Movies such as Let's Be Cops live or die by the chemistry of the two leading actors and there is no debate that Jake Johnson and Damon Wayans Jr. like being around one another. Throughout the entirety of this feature they look like they had some serious fun making this movie together, but only so much of that comes through in the final product. As the saying goes: if the film were half as fun to watch as they seemed to have making it we might have been in for something that rivaled the recent success of the Jump Street series, but it doesn't. What this actually feels like while watching it is just a large amount of incompetence.

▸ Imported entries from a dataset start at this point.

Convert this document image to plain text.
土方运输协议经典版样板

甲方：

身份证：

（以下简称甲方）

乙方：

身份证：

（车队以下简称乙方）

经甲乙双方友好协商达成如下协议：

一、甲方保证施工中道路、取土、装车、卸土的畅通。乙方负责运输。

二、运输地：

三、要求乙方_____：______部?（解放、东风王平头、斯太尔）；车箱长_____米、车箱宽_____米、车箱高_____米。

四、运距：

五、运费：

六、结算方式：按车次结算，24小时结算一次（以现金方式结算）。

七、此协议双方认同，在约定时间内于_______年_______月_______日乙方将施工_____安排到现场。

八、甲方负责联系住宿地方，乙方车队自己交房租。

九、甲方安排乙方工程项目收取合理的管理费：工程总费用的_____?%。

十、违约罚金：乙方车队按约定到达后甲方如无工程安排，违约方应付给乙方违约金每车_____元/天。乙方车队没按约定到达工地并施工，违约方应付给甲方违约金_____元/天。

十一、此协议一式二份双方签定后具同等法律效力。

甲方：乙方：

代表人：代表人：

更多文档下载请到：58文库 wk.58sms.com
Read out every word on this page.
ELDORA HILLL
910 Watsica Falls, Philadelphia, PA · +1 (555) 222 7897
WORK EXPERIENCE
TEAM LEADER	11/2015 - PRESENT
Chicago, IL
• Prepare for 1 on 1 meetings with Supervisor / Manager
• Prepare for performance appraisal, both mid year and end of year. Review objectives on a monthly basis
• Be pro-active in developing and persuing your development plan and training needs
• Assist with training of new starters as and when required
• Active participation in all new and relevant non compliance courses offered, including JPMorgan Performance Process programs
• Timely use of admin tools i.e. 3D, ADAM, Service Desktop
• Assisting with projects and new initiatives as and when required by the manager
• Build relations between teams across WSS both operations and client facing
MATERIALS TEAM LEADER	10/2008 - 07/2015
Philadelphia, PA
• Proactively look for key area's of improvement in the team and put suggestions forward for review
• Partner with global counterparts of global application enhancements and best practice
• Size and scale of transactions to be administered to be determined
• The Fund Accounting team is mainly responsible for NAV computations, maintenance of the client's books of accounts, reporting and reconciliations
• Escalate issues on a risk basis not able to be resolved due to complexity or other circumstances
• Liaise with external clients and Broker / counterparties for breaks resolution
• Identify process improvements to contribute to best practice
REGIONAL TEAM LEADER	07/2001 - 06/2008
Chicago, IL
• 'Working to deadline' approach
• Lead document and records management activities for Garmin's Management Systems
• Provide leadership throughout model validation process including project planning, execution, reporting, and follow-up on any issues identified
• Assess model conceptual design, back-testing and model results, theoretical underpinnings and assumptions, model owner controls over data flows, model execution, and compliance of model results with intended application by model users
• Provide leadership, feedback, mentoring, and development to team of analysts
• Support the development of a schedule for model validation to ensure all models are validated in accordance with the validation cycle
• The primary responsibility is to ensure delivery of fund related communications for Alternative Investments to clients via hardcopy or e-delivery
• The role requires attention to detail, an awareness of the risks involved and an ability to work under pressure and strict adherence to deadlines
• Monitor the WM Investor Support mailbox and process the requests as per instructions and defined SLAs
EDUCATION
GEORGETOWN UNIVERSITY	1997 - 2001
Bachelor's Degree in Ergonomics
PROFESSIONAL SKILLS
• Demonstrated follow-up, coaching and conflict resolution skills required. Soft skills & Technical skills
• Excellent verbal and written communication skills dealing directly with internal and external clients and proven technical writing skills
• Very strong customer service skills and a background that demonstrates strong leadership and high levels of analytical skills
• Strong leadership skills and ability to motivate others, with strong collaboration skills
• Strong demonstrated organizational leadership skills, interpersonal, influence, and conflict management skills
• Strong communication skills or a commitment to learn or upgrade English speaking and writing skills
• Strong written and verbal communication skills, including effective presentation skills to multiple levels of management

It has a lazily constructed plot centered around an incohesive way of telling its story with even lazier comedy that comes purely from the improvisations and tones in which Johnson and Wayans deliver their dialogue and gyrate their bodies. If we really want to break it down though, Let's Be Cops is about as sub-par in the buddy cop genre as one can get. With both of the Jump Street movies there is the hook of the boys going undercover at high school and college which is always interesting (they try to do that here with the gimmick of not actually being cops, but again, it just seems more idiotic than funny), in Bad Boys there is a real sense of responsibility and peril to go along with the palpable chemistry (not to mention the pure R-rated Bayhem of the second one) and the same could be said for any of the Lethal Weapons. The pairing of personas such as Mel Gibson and Danny Glover was a hook in itself, but putting them in a legit action movie with character at the forefront only meant better results than expected. Let's Be Cops is a comedy though and one that wants to play on the archetypes of the aforementioned films while riding the coat tails of the Jump Street movies in hopes they too take off. Why they couldn't have found a different premise to execute the chumminess of Johnson and Wayans over, I don't know, but as it is I can only hope we don't get any sequels to this steaming mess of a movie.